Some of this is pandemic overhiring cleanup. Andreessen’s not wrong that many companies overhired in 2020-2022. We needed a forcing function to right-size. AI gives us that narrative.
And some of this is AI-washing. Using “AI efficiency” as a convenient shortcut to avoid the harder conversation about what we’re actually optimizing for: shareholder value, short-term profitability, competitive positioning.
The problem is we’re not being honest about which is which.
What I’m Asking My Leadership Team
Before we make any more “AI-driven” workforce decisions, I’m requiring answers to these questions:
- What’s the AI capability today vs. what we’re betting on in 18 months?

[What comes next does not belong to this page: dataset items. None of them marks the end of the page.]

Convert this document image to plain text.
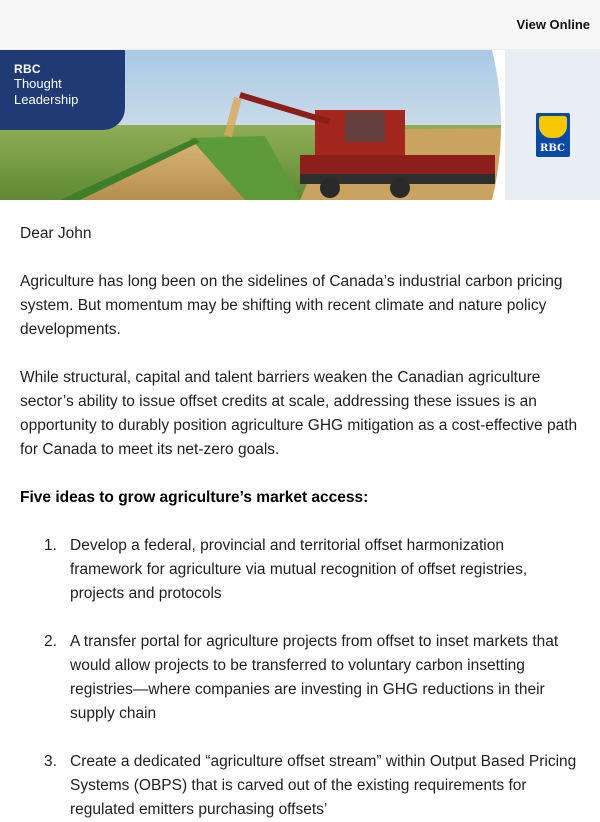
View Online
RBC
Thought
Leadership
RBC

Dear John

Agriculture has long been on the sidelines of Canada’s industrial carbon pricing system. But momentum may be shifting with recent climate and nature policy developments.

While structural, capital and talent barriers weaken the Canadian agriculture sector’s ability to issue offset credits at scale, addressing these issues is an opportunity to durably position agriculture GHG mitigation as a cost-effective path for Canada to meet its net-zero goals.

Five ideas to grow agriculture’s market access:

1. Develop a federal, provincial and territorial offset harmonization framework for agriculture via mutual recognition of offset registries, projects and protocols
2. A transfer portal for agriculture projects from offset to inset markets that would allow projects to be transferred to voluntary carbon insetting registries—where companies are investing in GHG reductions in their supply chain
3. Create a dedicated “agriculture offset stream” within Output Based Pricing Systems (OBPS) that is carved out of the existing requirements for regulated emitters purchasing offsets’
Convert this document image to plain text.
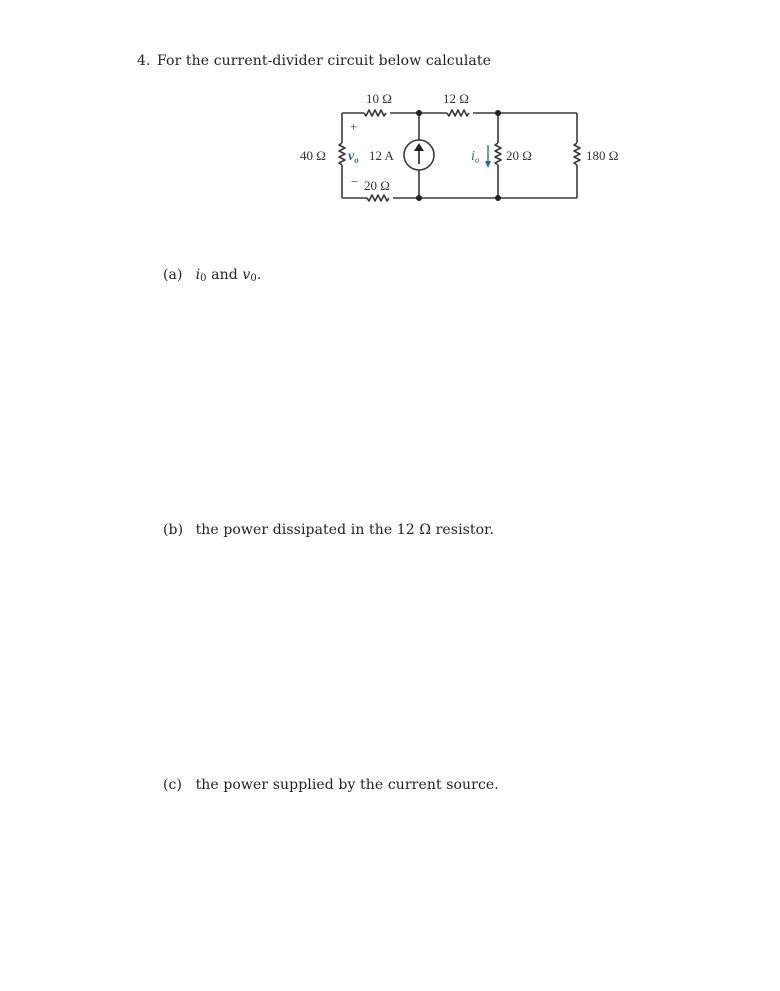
4. For the current-divider circuit below calculate
10 Ω	12 Ω
+
40 Ω $v_o$ 12 A
− 20 Ω
$i_o$ 20 Ω	180 Ω
(a) $i_0$ and $v_0$.
(b) the power dissipated in the 12 Ω resistor.
(c) the power supplied by the current source.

- What are the dependencies? (Model improvement, integration complexity, customer acceptance, competitive execution)
- What breaks if we’re wrong? (Customer experience, team morale, knowledge loss, rehiring costs)
- Are we eliminating roles or restructuring functions? (Be honest about which)
- Who’s accountable if the AI can’t actually do the job?
For other CTOs and engineering leaders here: Are you facing similar board pressure? How are you thinking about accountability for AI-driven workforce decisions? And honestly—are we replacing roles with AI, or are we using AI as the excuse to make cuts we wanted anyway?
I don’t have this figured out. But I think we owe it to our teams (and ourselves) to be more honest about what’s actually happening.